Na China, já é futuro

Há uma década, tema comum em muitas rodas de conversa era o crescimento chinês. A necessidade de se aprender mandarim, a língua do futuro (nesta época, já não mais conhecida como “chinês”), misturava-se às perspectivas de que logo a China tomaria o lugar dos EUA como a grande potência hegemônica mundial. Nos últimos meses, as expressões ganharam importantes fundos de verdade.

O mandarim dificilmente será uma língua universal. O idioma é falado por grande parte dos chineses, mas o país com quase um quarto da população mundial abriga uma série de outras línguas que contam com milhões de falantes. Além do mais, o francês no começo do século XX e o inglês pós Segunda Guerra Mundial tiveram importantes elementos difusores do chamado soft power. Traduzido como “poder brando”, o termo designa influências importantes exercidas por países, mas sem o emprego da força. No caso da França, a Belle Époque foi um grande difusor do seu idioma, assim como vastas obras culturais, enquanto os norte-americanos têm Hollywood, o que já é mais do que grande parte dos países. No caso chinês, mesmo quando a nação passar a ser a maior economia do mundo é complicado vislumbrar elementos que remetam ao complicado mandarim pelo resto do globo. Afinal de contas, mesmo os filmes de Jackie Chan eram feitos em Hollywood.

Mas em outras áreas, o poder chinês já chegou. A decisão do Panamá nesta semana de se aliar à China, em detrimento de sua aliança tradicional com Taiwan, foi um destes exemplos. Os panamenhos passaram a aceitar a política da Uma China, reconhecendo o governo de Taipei como parte do território chinês.
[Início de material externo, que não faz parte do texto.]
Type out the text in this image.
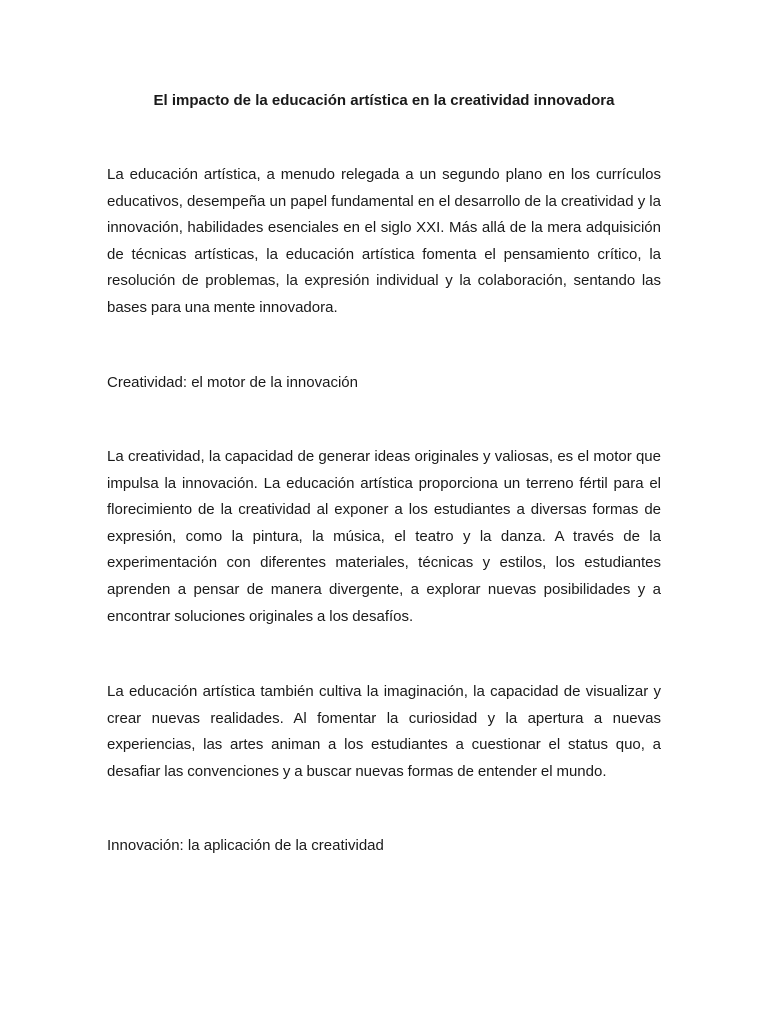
El impacto de la educación artística en la creatividad innovadora

La educación artística, a menudo relegada a un segundo plano en los currículos educativos, desempeña un papel fundamental en el desarrollo de la creatividad y la innovación, habilidades esenciales en el siglo XXI. Más allá de la mera adquisición de técnicas artísticas, la educación artística fomenta el pensamiento crítico, la resolución de problemas, la expresión individual y la colaboración, sentando las bases para una mente innovadora.

Creatividad: el motor de la innovación

La creatividad, la capacidad de generar ideas originales y valiosas, es el motor que impulsa la innovación. La educación artística proporciona un terreno fértil para el florecimiento de la creatividad al exponer a los estudiantes a diversas formas de expresión, como la pintura, la música, el teatro y la danza. A través de la experimentación con diferentes materiales, técnicas y estilos, los estudiantes aprenden a pensar de manera divergente, a explorar nuevas posibilidades y a encontrar soluciones originales a los desafíos.

La educación artística también cultiva la imaginación, la capacidad de visualizar y crear nuevas realidades. Al fomentar la curiosidad y la apertura a nuevas experiencias, las artes animan a los estudiantes a cuestionar el status quo, a desafiar las convenciones y a buscar nuevas formas de entender el mundo.

Innovación: la aplicación de la creatividad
Taiwan reclamou, e disse que os latinos estavam abandonando uma tradicional aliança por conta do poder de influência da segunda maior economia do mundo. E provavelmente estavam mesmo, já que a China corresponde hoje por um quinto dos produtos que passam pelo Canal do país, grande fonte de ingressos para este. E o que Taiwan pode fazer quanto a isso? Esta foi uma aplicação clara e manifesta do hard power.
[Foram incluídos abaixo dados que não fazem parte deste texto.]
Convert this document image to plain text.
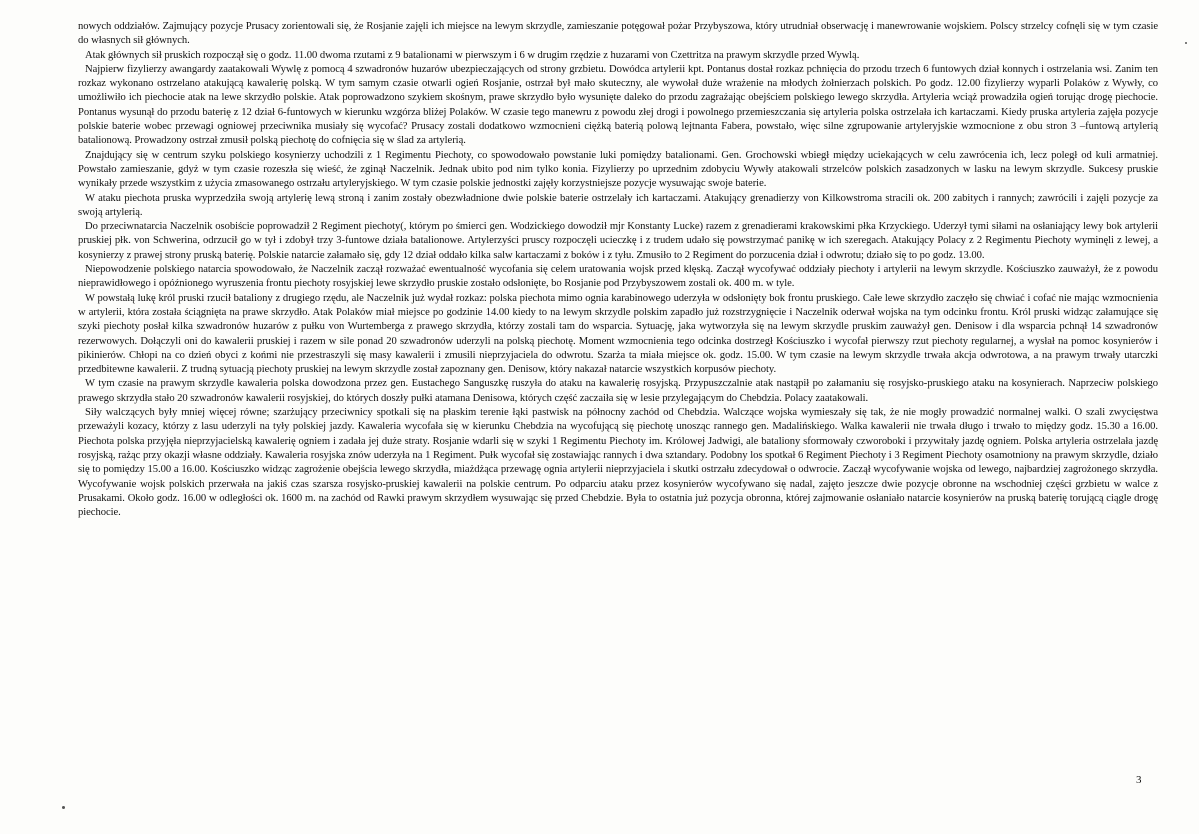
nowych oddziałów. Zajmujący pozycje Prusacy zorientowali się, że Rosjanie zajęli ich miejsce na lewym skrzydle, zamieszanie potęgował pożar Przybyszowa, który utrudniał obserwację i manewrowanie wojskiem. Polscy strzelcy cofnęli się w tym czasie do własnych sił głównych.

Atak głównych sił pruskich rozpoczął się o godz. 11.00 dwoma rzutami z 9 batalionami w pierwszym i 6 w drugim rzędzie z huzarami von Czettritza na prawym skrzydle przed Wywlą.

Najpierw fizylierzy awangardy zaatakowali Wywlę z pomocą 4 szwadronów huzarów ubezpieczających od strony grzbietu. Dowódca artylerii kpt. Pontanus dostał rozkaz pchnięcia do przodu trzech 6 funtowych dział konnych i ostrzelania wsi. Zanim ten rozkaz wykonano ostrzelano atakującą kawalerię polską. W tym samym czasie otwarli ogień Rosjanie, ostrzał był mało skuteczny, ale wywołał duże wrażenie na młodych żołnierzach polskich. Po godz. 12.00 fizylierzy wyparli Polaków z Wywły, co umożliwiło ich piechocie atak na lewe skrzydło polskie. Atak poprowadzono szykiem skośnym, prawe skrzydło było wysunięte daleko do przodu zagrażając obejściem polskiego lewego skrzydła. Artyleria wciąż prowadziła ogień torując drogę piechocie. Pontanus wysunął do przodu baterię z 12 dział 6-funtowych w kierunku wzgórza bliżej Polaków. W czasie tego manewru z powodu złej drogi i powolnego przemieszczania się artyleria polska ostrzelała ich kartaczami. Kiedy pruska artyleria zajęła pozycje polskie baterie wobec przewagi ogniowej przeciwnika musiały się wycofać? Prusacy zostali dodatkowo wzmocnieni ciężką baterią polową lejtnanta Fabera, powstało, więc silne zgrupowanie artyleryjskie wzmocnione z obu stron 3 –funtową artylerią batalionową. Prowadzony ostrzał zmusił polską piechotę do cofnięcia się w ślad za artylerią.

Znajdujący się w centrum szyku polskiego kosynierzy uchodzili z 1 Regimentu Piechoty, co spowodowało powstanie luki pomiędzy batalionami. Gen. Grochowski wbiegł między uciekających w celu zawrócenia ich, lecz poległ od kuli armatniej. Powstało zamieszanie, gdyż w tym czasie rozeszła się wieść, że zginął Naczelnik. Jednak ubito pod nim tylko konia. Fizylierzy po uprzednim zdobyciu Wywły atakowali strzelców polskich zasadzonych w lasku na lewym skrzydle. Sukcesy pruskie wynikały przede wszystkim z użycia zmasowanego ostrzału artyleryjskiego. W tym czasie polskie jednostki zajęły korzystniejsze pozycje wysuwając swoje baterie.

W ataku piechota pruska wyprzedziła swoją artylerię lewą stroną i zanim zostały obezwładnione dwie polskie baterie ostrzelały ich kartaczami. Atakujący grenadierzy von Kilkowstroma stracili ok. 200 zabitych i rannych; zawrócili i zajęli pozycje za swoją artylerią.

Do przeciwnatarcia Naczelnik osobiście poprowadził 2 Regiment piechoty(, którym po śmierci gen. Wodzickiego dowodził mjr Konstanty Lucke) razem z grenadierami krakowskimi płka Krzyckiego. Uderzył tymi siłami na osłaniający lewy bok artylerii pruskiej płk. von Schwerina, odrzucił go w tył i zdobył trzy 3-funtowe działa batalionowe. Artylerzyści pruscy rozpoczęli ucieczkę i z trudem udało się powstrzymać panikę w ich szeregach. Atakujący Polacy z 2 Regimentu Piechoty wyminęli z lewej, a kosynierzy z prawej strony pruską baterię. Polskie natarcie załamało się, gdy 12 dział oddało kilka salw kartaczami z boków i z tyłu. Zmusiło to 2 Regiment do porzucenia dział i odwrotu; działo się to po godz. 13.00.

Niepowodzenie polskiego natarcia spowodowało, że Naczelnik zaczął rozważać ewentualność wycofania się celem uratowania wojsk przed klęską. Zaczął wycofywać oddziały piechoty i artylerii na lewym skrzydle. Kościuszko zauważył, że z powodu nieprawidłowego i opóźnionego wyruszenia frontu piechoty rosyjskiej lewe skrzydło pruskie zostało odsłonięte, bo Rosjanie pod Przybyszowem zostali ok. 400 m. w tyle.

W powstałą lukę król pruski rzucił bataliony z drugiego rzędu, ale Naczelnik już wydał rozkaz: polska piechota mimo ognia karabinowego uderzyła w odsłonięty bok frontu pruskiego. Całe lewe skrzydło zaczęło się chwiać i cofać nie mając wzmocnienia w artylerii, która została ściągnięta na prawe skrzydło. Atak Polaków miał miejsce po godzinie 14.00 kiedy to na lewym skrzydle polskim zapadło już rozstrzygnięcie i Naczelnik oderwał wojska na tym odcinku frontu. Król pruski widząc załamujące się szyki piechoty posłał kilka szwadronów huzarów z pułku von Wurtemberga z prawego skrzydła, którzy zostali tam do wsparcia. Sytuację, jaka wytworzyła się na lewym skrzydle pruskim zauważył gen. Denisow i dla wsparcia pchnął 14 szwadronów rezerwowych. Dołączyli oni do kawalerii pruskiej i razem w sile ponad 20 szwadronów uderzyli na polską piechotę. Moment wzmocnienia tego odcinka dostrzegł Kościuszko i wycofał pierwszy rzut piechoty regularnej, a wysłał na pomoc kosynierów i pikinierów. Chłopi na co dzień obyci z końmi nie przestraszyli się masy kawalerii i zmusili nieprzyjaciela do odwrotu. Szarża ta miała miejsce ok. godz. 15.00. W tym czasie na lewym skrzydle trwała akcja odwrotowa, a na prawym trwały utarczki przedbitewne kawalerii. Z trudną sytuacją piechoty pruskiej na lewym skrzydle został zapoznany gen. Denisow, który nakazał natarcie wszystkich korpusów piechoty.

W tym czasie na prawym skrzydle kawaleria polska dowodzona przez gen. Eustachego Sanguszkę ruszyła do ataku na kawalerię rosyjską. Przypuszczalnie atak nastąpił po załamaniu się rosyjsko-pruskiego ataku na kosynierach. Naprzeciw polskiego prawego skrzydła stało 20 szwadronów kawalerii rosyjskiej, do których doszły pułki atamana Denisowa, których część zaczaiła się w lesie przylegającym do Chebdzia. Polacy zaatakowali.

Siły walczących były mniej więcej równe; szarżujący przeciwnicy spotkali się na płaskim terenie łąki pastwisk na północny zachód od Chebdzia. Walczące wojska wymieszały się tak, że nie mogły prowadzić normalnej walki. O szali zwycięstwa przeważyli kozacy, którzy z lasu uderzyli na tyły polskiej jazdy. Kawaleria wycofała się w kierunku Chebdzia na wycofującą się piechotę unosząc rannego gen. Madalińskiego. Walka kawalerii nie trwała długo i trwało to między godz. 15.30 a 16.00. Piechota polska przyjęła nieprzyjacielską kawalerię ogniem i zadała jej duże straty. Rosjanie wdarli się w szyki 1 Regimentu Piechoty im. Królowej Jadwigi, ale bataliony sformowały czworoboki i przywitały jazdę ogniem. Polska artyleria ostrzelała jazdę rosyjską, rażąc przy okazji własne oddziały. Kawaleria rosyjska znów uderzyła na 1 Regiment. Pułk wycofał się zostawiając rannych i dwa sztandary. Podobny los spotkał 6 Regiment Piechoty i 3 Regiment Piechoty osamotniony na prawym skrzydle, działo się to pomiędzy 15.00 a 16.00. Kościuszko widząc zagrożenie obejścia lewego skrzydła, miażdżąca przewagę ognia artylerii nieprzyjaciela i skutki ostrzału zdecydował o odwrocie. Zaczął wycofywanie wojska od lewego, najbardziej zagrożonego skrzydła. Wycofywanie wojsk polskich przerwała na jakiś czas szarsza rosyjsko-pruskiej kawalerii na polskie centrum. Po odparciu ataku przez kosynierów wycofywano się nadal, zajęto jeszcze dwie pozycje obronne na wschodniej części grzbietu w walce z Prusakami. Około godz. 16.00 w odległości ok. 1600 m. na zachód od Rawki prawym skrzydłem wysuwając się przed Chebdzie. Była to ostatnia już pozycja obronna, której zajmowanie osłaniało natarcie kosynierów na pruską baterię torującą ciągle drogę piechocie.

3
Outros planos bem mais ousados expressam as ambições chinesas, e o maior deles é a chamada Nova Rota da Seda. O plano prevê investimentos de infraestrutura estimados na ordem de até US$ 1,3 trilhão de dólares, quase o PIB brasileiro, em 65 países. A intenção é interligar Europa, África, Oriente Médio e Ásia, de acordo com os interesses da China, que passaria a não depender, por exemplo, de rivais regionais como a Índia e a Rússia para escoar parte de sua produção. A ideia sofre com críticas de ambientalistas e de comunidades locais, que temem que o projeto, sem precedentes, não tome as devidas precauções.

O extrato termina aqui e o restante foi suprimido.